Desiree Chappell: Yeah. As a clinician and a person that drives quality at my facility, and that a lot. It's hard to go to the C suite to ask for more money right now. Even if it's not very much, it's still as hard. So, value proposition of, like, I think we've had previous discussions about how you get in front of a PT committee or a capital committee or something like that to really make the case. What is the case for this?

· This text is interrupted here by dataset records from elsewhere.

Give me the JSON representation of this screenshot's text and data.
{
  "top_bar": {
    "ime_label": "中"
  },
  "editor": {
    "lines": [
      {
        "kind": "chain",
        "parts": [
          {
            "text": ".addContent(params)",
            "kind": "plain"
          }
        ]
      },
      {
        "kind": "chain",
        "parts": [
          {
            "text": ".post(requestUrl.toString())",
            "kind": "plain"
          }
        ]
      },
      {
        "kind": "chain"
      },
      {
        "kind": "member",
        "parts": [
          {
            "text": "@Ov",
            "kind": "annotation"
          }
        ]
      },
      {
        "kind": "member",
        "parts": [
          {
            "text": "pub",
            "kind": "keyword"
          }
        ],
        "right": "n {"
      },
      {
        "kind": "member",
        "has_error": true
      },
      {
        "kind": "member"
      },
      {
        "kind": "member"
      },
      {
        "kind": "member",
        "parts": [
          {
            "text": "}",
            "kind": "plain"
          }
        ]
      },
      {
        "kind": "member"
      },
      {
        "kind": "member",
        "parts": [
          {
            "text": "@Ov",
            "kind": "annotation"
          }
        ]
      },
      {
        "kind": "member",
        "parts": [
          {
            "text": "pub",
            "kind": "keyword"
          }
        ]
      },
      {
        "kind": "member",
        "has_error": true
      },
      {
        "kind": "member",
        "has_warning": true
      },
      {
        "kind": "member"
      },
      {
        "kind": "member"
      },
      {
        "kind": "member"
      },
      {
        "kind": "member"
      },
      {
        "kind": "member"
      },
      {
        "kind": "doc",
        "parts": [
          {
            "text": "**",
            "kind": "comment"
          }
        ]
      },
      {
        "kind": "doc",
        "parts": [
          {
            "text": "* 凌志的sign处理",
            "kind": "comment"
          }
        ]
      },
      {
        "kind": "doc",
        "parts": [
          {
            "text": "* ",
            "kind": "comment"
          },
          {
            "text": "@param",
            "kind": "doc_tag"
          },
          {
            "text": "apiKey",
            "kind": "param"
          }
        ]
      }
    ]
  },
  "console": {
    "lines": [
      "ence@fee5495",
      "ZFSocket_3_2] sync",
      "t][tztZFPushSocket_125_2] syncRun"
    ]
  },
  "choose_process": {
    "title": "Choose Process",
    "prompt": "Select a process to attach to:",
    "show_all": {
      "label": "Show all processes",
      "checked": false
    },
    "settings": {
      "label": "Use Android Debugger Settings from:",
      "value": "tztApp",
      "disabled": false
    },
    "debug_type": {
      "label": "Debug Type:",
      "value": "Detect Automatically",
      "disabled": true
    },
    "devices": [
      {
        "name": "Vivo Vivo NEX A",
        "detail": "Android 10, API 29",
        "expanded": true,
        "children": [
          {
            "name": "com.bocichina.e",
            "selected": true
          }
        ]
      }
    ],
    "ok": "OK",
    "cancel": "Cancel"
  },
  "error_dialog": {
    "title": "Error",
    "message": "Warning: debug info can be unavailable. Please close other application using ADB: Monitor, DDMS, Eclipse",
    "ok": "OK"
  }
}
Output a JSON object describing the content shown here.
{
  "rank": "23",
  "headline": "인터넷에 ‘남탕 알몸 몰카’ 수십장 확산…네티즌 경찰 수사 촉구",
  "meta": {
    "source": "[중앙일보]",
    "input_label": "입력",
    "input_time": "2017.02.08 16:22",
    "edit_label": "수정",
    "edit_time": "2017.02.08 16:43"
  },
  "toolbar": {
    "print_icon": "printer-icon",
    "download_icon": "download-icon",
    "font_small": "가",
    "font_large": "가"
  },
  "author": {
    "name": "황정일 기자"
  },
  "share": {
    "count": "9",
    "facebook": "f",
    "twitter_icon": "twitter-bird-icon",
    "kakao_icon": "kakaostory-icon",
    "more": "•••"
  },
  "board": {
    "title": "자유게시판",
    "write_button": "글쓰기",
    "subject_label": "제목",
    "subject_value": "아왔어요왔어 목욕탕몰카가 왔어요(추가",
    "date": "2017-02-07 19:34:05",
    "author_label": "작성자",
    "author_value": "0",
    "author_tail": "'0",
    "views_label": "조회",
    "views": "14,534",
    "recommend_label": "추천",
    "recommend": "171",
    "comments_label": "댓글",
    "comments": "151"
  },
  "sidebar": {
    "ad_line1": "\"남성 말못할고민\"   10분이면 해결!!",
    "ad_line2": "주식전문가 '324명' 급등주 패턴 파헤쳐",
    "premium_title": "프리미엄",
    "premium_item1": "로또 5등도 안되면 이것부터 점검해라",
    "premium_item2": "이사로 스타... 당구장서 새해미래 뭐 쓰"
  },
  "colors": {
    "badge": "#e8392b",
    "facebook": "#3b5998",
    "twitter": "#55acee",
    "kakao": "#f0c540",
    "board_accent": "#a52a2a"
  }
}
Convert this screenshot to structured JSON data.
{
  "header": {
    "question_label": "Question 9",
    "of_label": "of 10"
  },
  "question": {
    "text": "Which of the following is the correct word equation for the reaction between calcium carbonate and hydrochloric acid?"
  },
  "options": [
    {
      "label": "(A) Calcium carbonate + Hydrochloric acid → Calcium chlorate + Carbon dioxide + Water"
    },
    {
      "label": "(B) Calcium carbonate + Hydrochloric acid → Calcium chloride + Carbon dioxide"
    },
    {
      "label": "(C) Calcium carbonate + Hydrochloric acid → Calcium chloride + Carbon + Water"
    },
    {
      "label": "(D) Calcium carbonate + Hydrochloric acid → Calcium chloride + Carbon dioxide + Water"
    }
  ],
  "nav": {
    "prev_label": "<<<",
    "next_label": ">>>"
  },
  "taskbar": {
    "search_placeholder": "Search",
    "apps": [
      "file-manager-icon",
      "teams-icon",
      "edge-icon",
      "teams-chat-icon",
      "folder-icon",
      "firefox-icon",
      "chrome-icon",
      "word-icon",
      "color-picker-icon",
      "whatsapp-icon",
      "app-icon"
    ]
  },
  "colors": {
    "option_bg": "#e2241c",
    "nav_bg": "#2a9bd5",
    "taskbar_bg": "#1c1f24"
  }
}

Rick Dutton: I don't know how this plays in Australia or England, but one of the advantages we have is that I'm getting daily flack from my hospital administrators about the cost of Sugammadex. So I can say, look, you want to use less Sugammadex? Here's a way. If we did this, if we were using this technology every case, every day, 20% of our patients wouldn't need reversal, and we'd be able to not reverse them confidently that they're going to be fine, right? Because we have a number, and reducing that much Sugammadex use will completely pay for this. So it's different budgets in my hospital. So there's still I got to get out of the money, out of the pharmacy bucket, into the OR bucket, but effectively that'll make this argument a little easier.

Desiree Chappell: But pharmacy would be happy.

Rick Dutton: Yes.

Desiree Chappell: And if pharmacy is happy, it's like, if mommy is happy, everybody else can be happy.

Rick Dutton: There's some bright enough light there in hospital administration to recognize that making pharmacy happy is worth spending a little money in the OR.

Desiree Chappell: Yeah. So the guidelines, when they came out, we know now that this is what we're supposed to be doing. What were some of the other things that it talked about? It talked about neuromuscular blockade monitoring. It talked about Sugammadex use.

Rick Dutton: Yeah. So monitor and use that to guide extubation. Use the wrist, not the eyeball.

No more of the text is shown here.